With Mac OS X 10.5 (Leopard), Apple added a helpful new troubleshooting feature to the “unexpectedly quit” dialog. Because the addition only pops up occasionally, I had never had any personal experience with it until last week. However, its appearance on my Mac turned out to be the key to a quick resolution of the problem.
The new text appears if Mac OS X detects that the cause of an application crash may actually be a plug-in file that is working with or along side of the application. In such cases, the familiar “application appname quit unexpectedly” text is followed by a less familiar sentence: “The problem may have been caused by the pluginname plug-in.”
In my case, this text appeared after a crash of the Safari 4 beta. However, its appearance is certainly not limited to Safari. A search of the Web reveals that this plug-in message can occur after crashes of iTunes, Pages, Motion, Final Cut Pro, and numerous other applications.
Here are the specifics for my crash: Via a (Flash) Web app running at www.befunky.com, I attempted to open and load a photo file from my Mac. While the Open dialog was on the screen, Safari crashed. The message that next appeared informed me that “The problem may have been caused by the Cocoa Patcher plug in.” This was not just a one time glitch; it happened repeatedly.
My next step was to search for the suspect plug-in. Unfortunately, a Spotlight search came up empty. Even searching in various Library folders yielded no results.

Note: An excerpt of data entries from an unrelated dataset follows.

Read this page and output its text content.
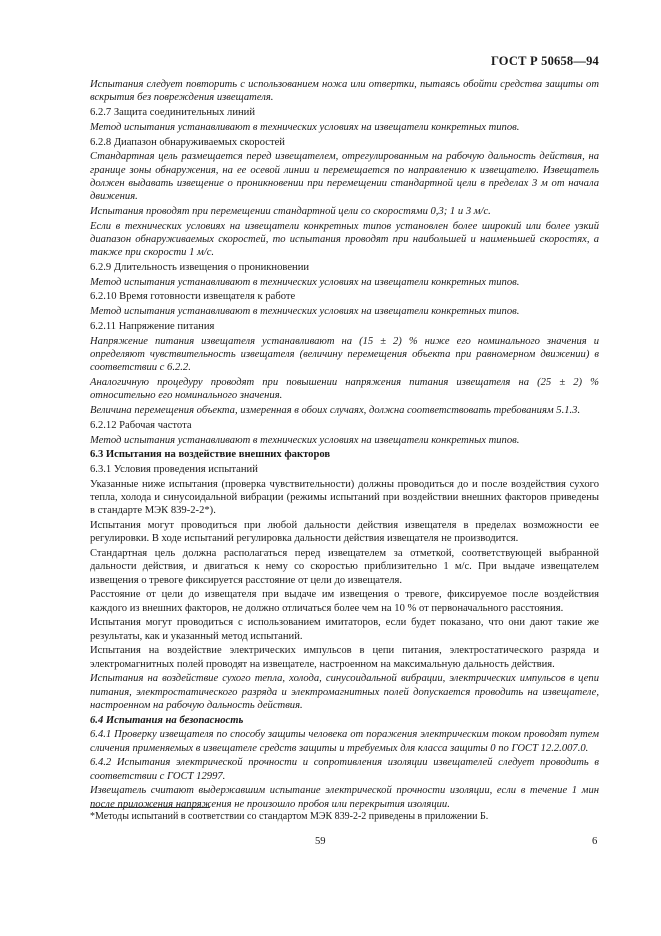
ГОСТ Р 50658—94

Испытания следует повторить с использованием ножа или отвертки, пытаясь обойти средства защиты от вскрытия без повреждения извещателя.

6.2.7 Защита соединительных линий

Метод испытания устанавливают в технических условиях на извещатели конкретных типов.

6.2.8 Диапазон обнаруживаемых скоростей

Стандартная цель размещается перед извещателем, отрегулированным на рабочую дальность действия, на границе зоны обнаружения, на ее осевой линии и перемещается по направлению к извещателю. Извещатель должен выдавать извещение о проникновении при перемещении стандартной цели в пределах 3 м от начала движения.

Испытания проводят при перемещении стандартной цели со скоростями 0,3; 1 и 3 м/с.

Если в технических условиях на извещатели конкретных типов установлен более широкий или более узкий диапазон обнаруживаемых скоростей, то испытания проводят при наибольшей и наименьшей скоростях, а также при скорости 1 м/с.

6.2.9 Длительность извещения о проникновении

Метод испытания устанавливают в технических условиях на извещатели конкретных типов.

6.2.10 Время готовности извещателя к работе

Метод испытания устанавливают в технических условиях на извещатели конкретных типов.

6.2.11 Напряжение питания

Напряжение питания извещателя устанавливают на (15 ± 2) % ниже его номинального значения и определяют чувствительность извещателя (величину перемещения объекта при равномерном движении) в соответствии с 6.2.2.

Аналогичную процедуру проводят при повышении напряжения питания извещателя на (25 ± 2) % относительно его номинального значения.

Величина перемещения объекта, измеренная в обоих случаях, должна соответствовать требованиям 5.1.3.

6.2.12 Рабочая частота

Метод испытания устанавливают в технических условиях на извещатели конкретных типов.

6.3 Испытания на воздействие внешних факторов

6.3.1 Условия проведения испытаний

Указанные ниже испытания (проверка чувствительности) должны проводиться до и после воздействия сухого тепла, холода и синусоидальной вибрации (режимы испытаний при воздействии внешних факторов приведены в стандарте МЭК 839-2-2*).

Испытания могут проводиться при любой дальности действия извещателя в пределах возможности ее регулировки. В ходе испытаний регулировка дальности действия извещателя не производится.

Стандартная цель должна располагаться перед извещателем за отметкой, соответствующей выбранной дальности действия, и двигаться к нему со скоростью приблизительно 1 м/с. При выдаче извещателем извещения о тревоге фиксируется расстояние от цели до извещателя.

Расстояние от цели до извещателя при выдаче им извещения о тревоге, фиксируемое после воздействия каждого из внешних факторов, не должно отличаться более чем на 10 % от первоначального расстояния.

Испытания могут проводиться с использованием имитаторов, если будет показано, что они дают такие же результаты, как и указанный метод испытаний.

Испытания на воздействие электрических импульсов в цепи питания, электростатического разряда и электромагнитных полей проводят на извещателе, настроенном на максимальную дальность действия.

Испытания на воздействие сухого тепла, холода, синусоидальной вибрации, электрических импульсов в цепи питания, электростатического разряда и электромагнитных полей допускается проводить на извещателе, настроенном на рабочую дальность действия.

6.4 Испытания на безопасность

6.4.1 Проверку извещателя по способу защиты человека от поражения электрическим током проводят путем сличения применяемых в извещателе средств защиты и требуемых для класса защиты 0 по ГОСТ 12.2.007.0.

6.4.2 Испытания электрической прочности и сопротивления изоляции извещателей следует проводить в соответствии с ГОСТ 12997.

Извещатель считают выдержавшим испытание электрической прочности изоляции, если в течение 1 мин после приложения напряжения не произошло пробоя или перекрытия изоляции.

*Методы испытаний в соответствии со стандартом МЭК 839-2-2 приведены в приложении Б.
59	6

Undeterred, I launched Console (in /Applications/Utilities), navigated to Log Files -> CrashReporter, and located the relevant Safari.crash file. Searching again for “Cocoa Patcher,” I hit pay-dirt. A line of text in the log referred to the following long path: ~/Library/PreferencePanes/Default Folder X.prefPane/Contents/Resources/Default Folder X.bundle/Contents/Resources/Cocoa Patcher.bundle/Contents/MacOS/Cocoa Patcher.
Aha! The reason that Spotlight had been unable to locate the plug-in was that the file was buried deep within the Default Folder X package. Package locations are typically excluded from Spotlight searches. As Default Folder X works to modify Open and Save dialogs, it made sense that a problem here might have caused a crash when an Open dialog was on the screen.
The next step was obvious: Disable Default Folder X (in System Preferences) and try the BeFunky site again. I did so. This time there was no crash!
I contacted St. Clair Software, Default Folder’s developer, for possible insight. While the company was unaware of this specific issue, it offered several possible fixes and potential explanations. In the end, however, none of the fixes were needed. When I re-enabled Default Folder X, without making any other changes, everything worked fine. The crash did not come back.
Bottom line: I am still unsure exactly what went wrong or why. But the good news is that—via a combination of Leopard’s improved crash message, the Console utility and a bit of luck—I was able to quickly get things working again.